January: If it wasn't for her hair you'd lose her in the snow.13. Red hair and blue eyes is the rarest coloring combination in the world. We're a dating site for red heads and we want to help ginger people and those who like ginger people find dates.Gingers get a bad rap, but here's why you need to snag one ASAP.Admit it: When you think of gingers, you think of them as being pale and freckle-faced goofballs. So much so that there's been talks of whether 'gingerism' is as bad a racism. Photographer Thomas Knights released an entire exhibition in New York's BOSI Gallery trying to bring down stereotypes of ginger men and promote their eternal hotness. All those years of playground torture have molded them into the hardy, self-confident MEN they are now. It’s not because he was rich, and it certainly wasn’t ‘cuz he was good looking; t'was his magical ginger locks that gave him an edge that other men just can't replicate, and no self-respecting woman can resist. Here’s 21 reasons red-headed guys are actually ginger Gods amongst men.
But let me tell it to you straight: I think redheads (and the guys, in particular) get a bad rap.
British artist Thomas Knights is on a mission to prove that point in his RED HOT series, as he hopes to rebrand ginger men as sexy, confident and strong.
For his book, RED HOT 100, he photographed 100 very attractive (and shirtless!
Despite the fact that four per cent of the world’s population has a ginger tinge to their barnet, it’s still considered fine to generalise all flame-locked men as pale, freckly and, don’t shoot the messenger … So keep the ‘carrot top’ jokes to yourself – there are plenty of reasons to fall for a redhead, and no, it’s got nothing to do with seeing in the dark. They are a rare species Redheads stand out as being original and exotic. And of course, there’s Prince Harry – Royal redheadedness at its finest. They’re determined and fiery Which, to a filthy mind such as mine, means one thing – plenty of shagging. Meaning that, when they write on their online dating profile that they are ‘sensitive’ they genuinely are – spiritual contemplation, poetry, deep and meaningfuls. Red pubes I say, what fun – sex has never been so colourful. They’re at it like rabbits Keep your carrot top jokes to yourself.
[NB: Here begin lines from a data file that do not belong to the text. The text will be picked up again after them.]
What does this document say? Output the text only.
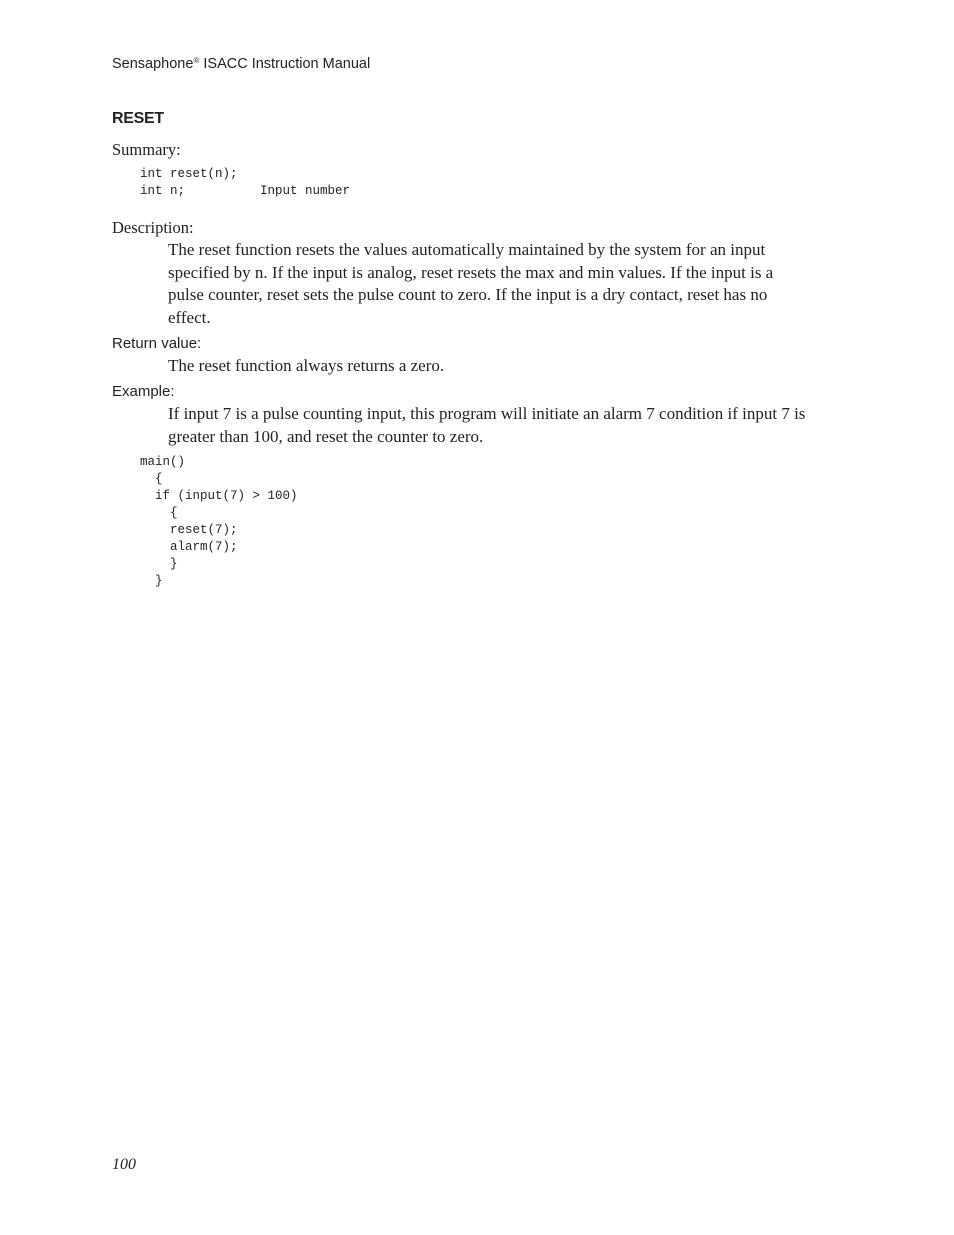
Sensaphone® ISACC Instruction Manual
RESET
Summary:
int reset(n);
int n;          Input number
Description:
The reset function resets the values automatically maintained by the system for an input specified by n. If the input is analog, reset resets the max and min values. If the input is a pulse counter, reset sets the pulse count to zero. If the input is a dry contact, reset has no effect.
Return value:
The reset function always returns a zero.
Example:
If input 7 is a pulse counting input, this program will initiate an alarm 7 condition if input 7 is greater than 100, and reset the counter to zero.
main()
{
if (input(7) > 100)
{
reset(7);
alarm(7);
}
}
100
Why have a pigeon when you could have a peacock – or why have David Gandy when you could have Ed Sheeran – hmm, ok, perhaps not, but you get the point. They stand out Life is too short to blend into the crowd. They’ll never look like a handbag No sunbed sessions, fake tan or fighting over the factor 4. According to the University of Hamburg, people with red hair are getting it on more than everyone else.
I'm not exactly looking forward to the "carrot top" cracks, or the digs about my fiance and I having our own Weasley family.